La crise de l’obus-torpille représente financièrement comme militairement, une catastrophe ! Les nouveaux forts qui ont coûté une fortune ne servent plus à grand-chose, voire plus à rien du tout dans l’état dans lesquels ils sont. La première urgence est de sauver ce qui peut l’être et la seconde de modifier ce qui peut l’être. Donc, tout un ensemble de travaux longs, coûteux et délicats s’imposent. Rien d’étonnant s’ils sont entrepris seulement pour un petit nombre d’ouvrages. Séré de Rivières a construit dans le nord-est et aux frontières du Jura et des Alpes un total de cent soixante-six forts et quarante-trois ouvrages secondaires ; on modernise seulement ceux constituant l’ossature des quatre grandes places de l’est : Verdun – Toul – Épinal – Nancy. Cette constatation brutale frappe les ingénieurs et les chefs militaires au point que l’on parle de “la crise de l’obus-torpille” !

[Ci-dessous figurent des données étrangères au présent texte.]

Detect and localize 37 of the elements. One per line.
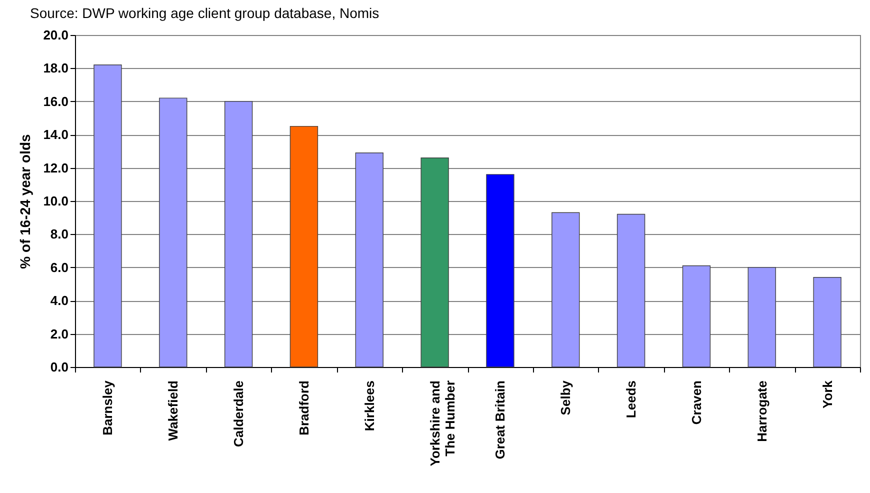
y-tick-label: 2.0: [50, 326, 68, 342]
y-tick-label: 18.0: [43, 60, 68, 76]
bar: [224, 101, 253, 368]
x-tick-label: Bradford: [296, 380, 312, 436]
x-tick-label: Yorkshire and The Humber: [427, 380, 458, 466]
source-note: Source: DWP working age client group database, Nomis: [30, 5, 380, 21]
y-axis-title: % of 16-24 year olds: [17, 134, 34, 269]
y-tick-label: 0.0: [50, 360, 68, 374]
bar: [748, 267, 776, 368]
x-tick-label: York: [820, 380, 835, 408]
x-tick-label: Leeds: [624, 380, 639, 418]
y-tick-label: 12.0: [43, 160, 68, 176]
y-tick-label: 16.0: [43, 94, 68, 109]
x-tick-label: Calderdale: [231, 380, 246, 447]
y-tick-label: 20.0: [43, 28, 68, 42]
bar: [159, 98, 188, 368]
x-tick-label: Craven: [688, 380, 704, 425]
x-tick-label: Wakefield: [166, 380, 181, 441]
x-tick-label: Selby: [558, 380, 574, 416]
y-tick-label: 14.0: [43, 127, 68, 142]
y-tick-label: 6.0: [50, 260, 68, 275]
bar: [355, 152, 384, 368]
bar: [420, 157, 449, 368]
bar: [682, 265, 711, 368]
x-tick-label: Kirklees: [362, 380, 377, 432]
bar: [552, 212, 580, 368]
y-tick-label: 10.0: [43, 194, 68, 208]
x-tick-label: Great Britain: [492, 380, 508, 460]
bar: [616, 214, 646, 368]
bar: [290, 126, 318, 368]
x-tick-label: Harrogate: [754, 380, 770, 442]
bar: [813, 277, 842, 368]
y-tick-label: 8.0: [50, 226, 68, 242]
x-tick-label: Barnsley: [100, 380, 116, 436]
y-tick-label: 4.0: [50, 293, 68, 308]
bar: [94, 64, 122, 368]
bar: [486, 174, 514, 368]
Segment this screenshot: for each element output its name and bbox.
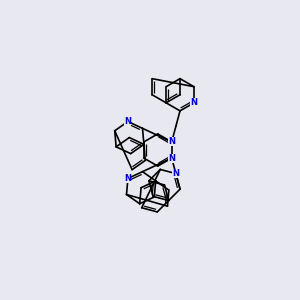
Text: N: N <box>168 154 175 163</box>
Text: N: N <box>124 117 131 126</box>
Text: N: N <box>124 174 131 183</box>
Text: N: N <box>168 137 175 146</box>
Text: N: N <box>172 169 179 178</box>
Text: N: N <box>190 98 197 107</box>
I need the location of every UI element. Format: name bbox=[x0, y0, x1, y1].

Les spécialistes s’accordent à écrire que cette crise commencée en 1885, s’est prolongé jusqu’en 1914. Vingt-neuf ans pour concevoir et réaliser les adaptations nécessaires ! Les autres forts demeurent en leur état originel et la chute accélérée de plusieurs d’entre eux en 1914 ne surprit que le grand public.

Vue aérienne du fort de Brimont à la fin de l’année 1918. Le fort de Brimont est un ouvrage militaire de type Séré de Rivières appartenant à la ceinture fortifiée de Reims. Sur ce fort non modernisé, on remarque les effets de l’artillerie. Collection T. Geffrelot.